Beispiel für Konkurrenz von der Firma XY im Jahre des Herrn 2002: 
Wenn mal Konkurrenz ins Spiel kommt, landet auf einmal die Geschäftsleitung einer ganzen S-Niederlassung beim "verehrten Kunden" und bietet tlw. großzügige Rabatte an (...oder soll&s vielleicht ein bißchen Druck sein...?)
Böse Zungen könnten vom Mißbrauch der Marktstellung reden.

Aber: Kommt man sich da als Kunde dann nicht ein bißchen blöd vor, wenn dann auf einmal attraktive Angebote im Raum stehen?
Wären die denn nicht vorher auch möglich gewesen (vielleicht bevor manch mittelständischer Schaltschrankbauer wirtschaftlich ein kleines bißchen vor der Insolvenz steht)?

Ist man immer selber schuld, wenn man bisher nur das gekauft hat, was alle kaufen, und sich nicht traute, mal was Kompatibles einzusetzen?
Oder: Wer zwingt Euch eigentlich, Siemens einzusetzen?

Was ist mit anderer Softwarebasis: Gibt es, setzt ein ziemlich potenter Kunde jetzt großflächig statt Siemens ein, weil anderes Rückwandbus-konzept, das von Kommunikation entlastet sein soll, wenn ich es richtig verstanden habe.
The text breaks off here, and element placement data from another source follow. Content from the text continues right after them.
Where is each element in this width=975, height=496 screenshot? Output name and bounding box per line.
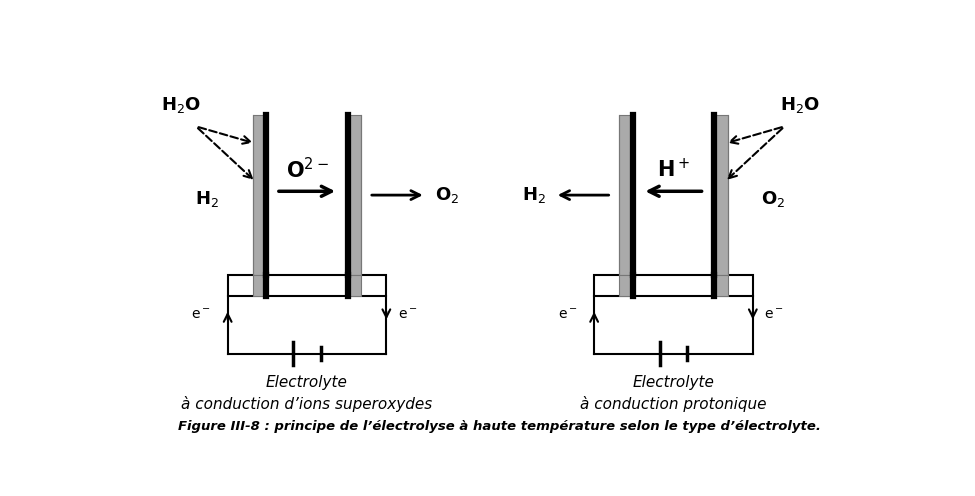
Bar (228, 275, 386, 296)
Bar (633, 115, 715, 275)
Bar (619, 275, 633, 296)
Text: à conduction protonique: à conduction protonique (580, 396, 766, 412)
Bar (715, 275, 728, 296)
Bar (715, 115, 728, 275)
Bar (633, 275, 715, 296)
Bar (348, 275, 362, 296)
Bar (253, 115, 266, 275)
Text: e$^-$: e$^-$ (191, 308, 211, 321)
Text: Electrolyte: Electrolyte (633, 374, 715, 389)
Bar (348, 115, 362, 275)
Bar (266, 275, 348, 296)
Text: Figure III-8 : principe de l’électrolyse à haute température selon le type d’éle: Figure III-8 : principe de l’électrolyse… (178, 420, 821, 433)
Text: e$^-$: e$^-$ (764, 308, 784, 321)
Bar (253, 275, 266, 296)
Text: H$_2$: H$_2$ (522, 185, 546, 205)
Text: H$_2$O: H$_2$O (780, 95, 820, 115)
Text: Electrolyte: Electrolyte (266, 374, 348, 389)
Text: O$^{2-}$: O$^{2-}$ (286, 157, 329, 182)
Text: H$_2$O: H$_2$O (161, 95, 201, 115)
Text: H$_2$: H$_2$ (195, 189, 219, 209)
Text: O$_2$: O$_2$ (761, 189, 785, 209)
Bar (619, 115, 633, 275)
Text: e$^-$: e$^-$ (558, 308, 577, 321)
Text: H$^+$: H$^+$ (657, 158, 690, 181)
Text: O$_2$: O$_2$ (435, 185, 459, 205)
Bar (594, 275, 753, 296)
Text: e$^-$: e$^-$ (398, 308, 417, 321)
Text: à conduction d’ions superoxydes: à conduction d’ions superoxydes (181, 396, 433, 412)
Bar (266, 115, 348, 275)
Dieser Kunde stellt aber so hohe Anforderungen, dass er auch dieses Produkt an den Rand der Leistungsfähigkeit treibt...

-> Soll doch mal die Speed7 von VIPA testen, ist zwar ein junges Produkt, aber SPITZE, und auch die S7 hat mal klein angefangen...

Es gibt Kunden, die schmeißen eine 300er Master-CPU mit TCP/IP-CP dran raus und setzen eine um eine Nummer kleinere VIPA 300V-CPU mit NET+DPMaster onboard ein, denn die hat auch genug Arbeitsspeicher und einen höheren Datendurchsatz übers Ethernet, weil der Flaschenhals Rückwandbus umgangen wird...  (Beispiel aus 2003)
Grund: Die 31x von S - stürzte dauernd ab...

Wieviele Fehler der Siemens-Produkte werden eigentlich totgeschwiegen oder mit der - vielleicht falschen? - Erkenntnis ertragen "zu 98% mein Fehler"?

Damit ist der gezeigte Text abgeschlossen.